Most YouTube videos are Adobe Flash Video .flv files, a proprietary format that requires a license to do much with. As a general rule VLC, a freeware media player, will play Anything. And it is supposed to play Flash video files but would only pickup the mp3 soundtrack, no video. I learned from Todd Pierson at a district meeting that there was at least one shareware capture utility for YouTube. I downloaded it a couple of others and compared their ability to convert. YouTube Video Grabber is also a shareware capture utility but like VLC would not convert the video, only sound. Visual Hub, an excellent shareware conversion utility, same story, no video. I expected that i could drop the file on any updated Flash enabled browser, like Safari or Firefox but they acted totally ignorant. I think Adobe tries to keep changing proprietary formats to make them dysfunctional with older software as a sales strategy.

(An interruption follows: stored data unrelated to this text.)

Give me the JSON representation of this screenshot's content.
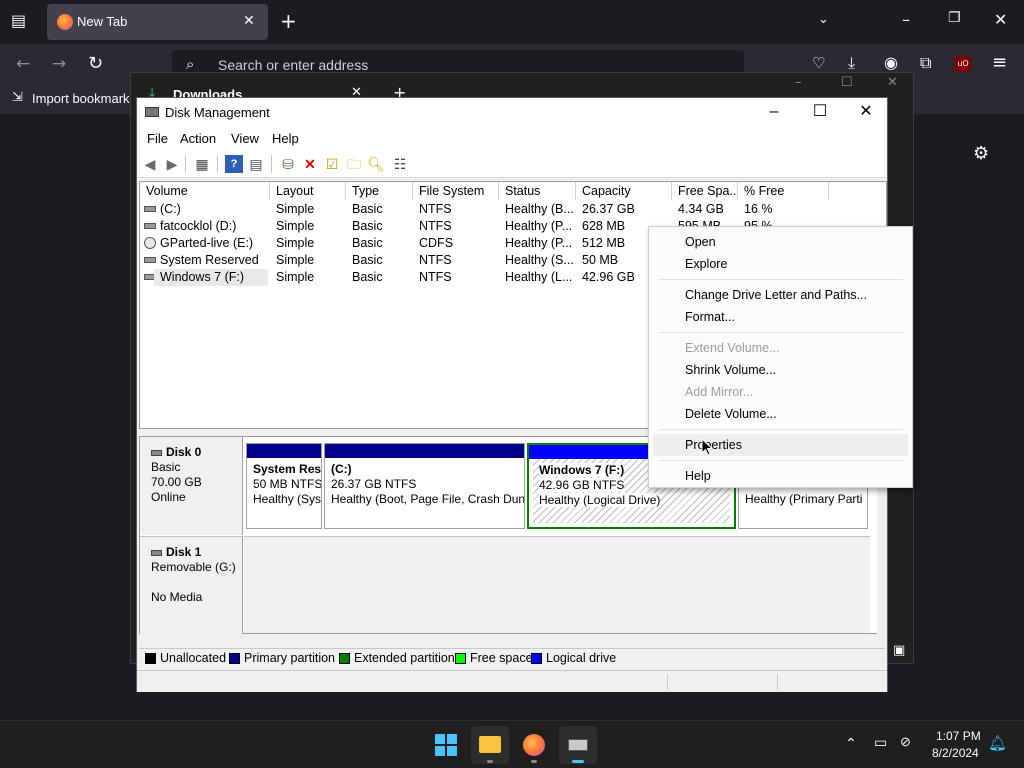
{
  "firefox": {
    "tab_title": "New Tab",
    "url_placeholder": "Search or enter address",
    "bookmarks_label": "Import bookmarks...",
    "icons": [
      "tab-list-icon",
      "firefox-icon",
      "close-icon",
      "new-tab-icon",
      "chevron-down-icon",
      "minimize-icon",
      "restore-icon",
      "back-icon",
      "forward-icon",
      "reload-icon",
      "search-icon",
      "pocket-icon",
      "downloads-icon",
      "account-icon",
      "extensions-icon",
      "ublock-icon",
      "menu-icon",
      "gear-icon"
    ]
  },
  "downloads_window": {
    "title": "Downloads"
  },
  "disk_management": {
    "title": "Disk Management",
    "menu": [
      "File",
      "Action",
      "View",
      "Help"
    ],
    "columns": [
      "Volume",
      "Layout",
      "Type",
      "File System",
      "Status",
      "Capacity",
      "Free Spa...",
      "% Free"
    ],
    "rows": [
      {
        "volume": "(C:)",
        "layout": "Simple",
        "type": "Basic",
        "fs": "NTFS",
        "status": "Healthy (B...",
        "capacity": "26.37 GB",
        "free": "4.34 GB",
        "pct": "16 %"
      },
      {
        "volume": "fatcocklol (D:)",
        "layout": "Simple",
        "type": "Basic",
        "fs": "NTFS",
        "status": "Healthy (P...",
        "capacity": "628 MB",
        "free": "595 MB",
        "pct": "95 %"
      },
      {
        "volume": "GParted-live (E:)",
        "layout": "Simple",
        "type": "Basic",
        "fs": "CDFS",
        "status": "Healthy (P...",
        "capacity": "512 MB",
        "free": "",
        "pct": ""
      },
      {
        "volume": "System Reserved",
        "layout": "Simple",
        "type": "Basic",
        "fs": "NTFS",
        "status": "Healthy (S...",
        "capacity": "50 MB",
        "free": "",
        "pct": ""
      },
      {
        "volume": "Windows 7 (F:)",
        "layout": "Simple",
        "type": "Basic",
        "fs": "NTFS",
        "status": "Healthy (L...",
        "capacity": "42.96 GB",
        "free": "",
        "pct": ""
      }
    ],
    "disks": [
      {
        "name": "Disk 0",
        "type": "Basic",
        "size": "70.00 GB",
        "state": "Online",
        "partitions": [
          {
            "name": "System Res",
            "size": "50 MB NTFS",
            "status": "Healthy (Sys"
          },
          {
            "name": "(C:)",
            "size": "26.37 GB NTFS",
            "status": "Healthy (Boot, Page File, Crash Dun"
          },
          {
            "name": "Windows 7  (F:)",
            "size": "42.96 GB NTFS",
            "status": "Healthy (Logical Drive)"
          },
          {
            "name": "",
            "size": "",
            "status": "Healthy (Primary Parti"
          }
        ]
      },
      {
        "name": "Disk 1",
        "type": "Removable (G:)",
        "size": "",
        "state": "No Media",
        "partitions": []
      }
    ],
    "legend": [
      "Unallocated",
      "Primary partition",
      "Extended partition",
      "Free space",
      "Logical drive"
    ],
    "colors": {
      "unallocated": "#000000",
      "primary": "#00008b",
      "extended": "#008000",
      "free": "#00ff00",
      "logical": "#0000ff"
    }
  },
  "context_menu": {
    "items": [
      "Open",
      "Explore",
      "Change Drive Letter and Paths...",
      "Format...",
      "Extend Volume...",
      "Shrink Volume...",
      "Add Mirror...",
      "Delete Volume...",
      "Properties",
      "Help"
    ],
    "disabled": [
      "Extend Volume...",
      "Add Mirror..."
    ],
    "highlighted": "Properties"
  },
  "taskbar": {
    "apps": [
      "start-icon",
      "file-explorer-icon",
      "firefox-icon",
      "disk-management-icon"
    ],
    "time": "1:07 PM",
    "date": "8/2/2024"
  }
}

TubeSock was simple and efficient to save the file in .mp4 format, as well as several other formats. Mp4, i think, is a highly compressed format favored by video media players, like video ipods. Not great but serviceable. Our bilingual AE put the video on a big screen and let it play while the Somali families ate.

All of this software is findable at Versiontracker.com, the premeire site to find any software to do anything, if you know the right search terms. I should add that this is all Macintosh software and i am not aware of what is available for Windows.

ELM for research Thing #13

I was sick today, so i actually got some Internet type work.

My daughter is working a major college paper on the Iraqi government so it seemed propitious to explore ELM. I looked at ELM during the workshops but could not find a venue that i thot would work well for ESL students. Altho i havent tried it yet for the higher English proficiency 1st language poetry research project.

It work quite well to turn up hundreds of publications of varying degrees of academic levels. The advanced search interface is quite good. The problem i had often was that i could not see any obvious ways to actually read many of the articles. If there was a PDF download of the article that was obvious and easy. But often i could read the abstract and then see not even tell if the article had to be purchased, was off-site and could be read, or was available on-site but i was too stupid to see the button to click to read it.

I think it will take me a while to get to know it.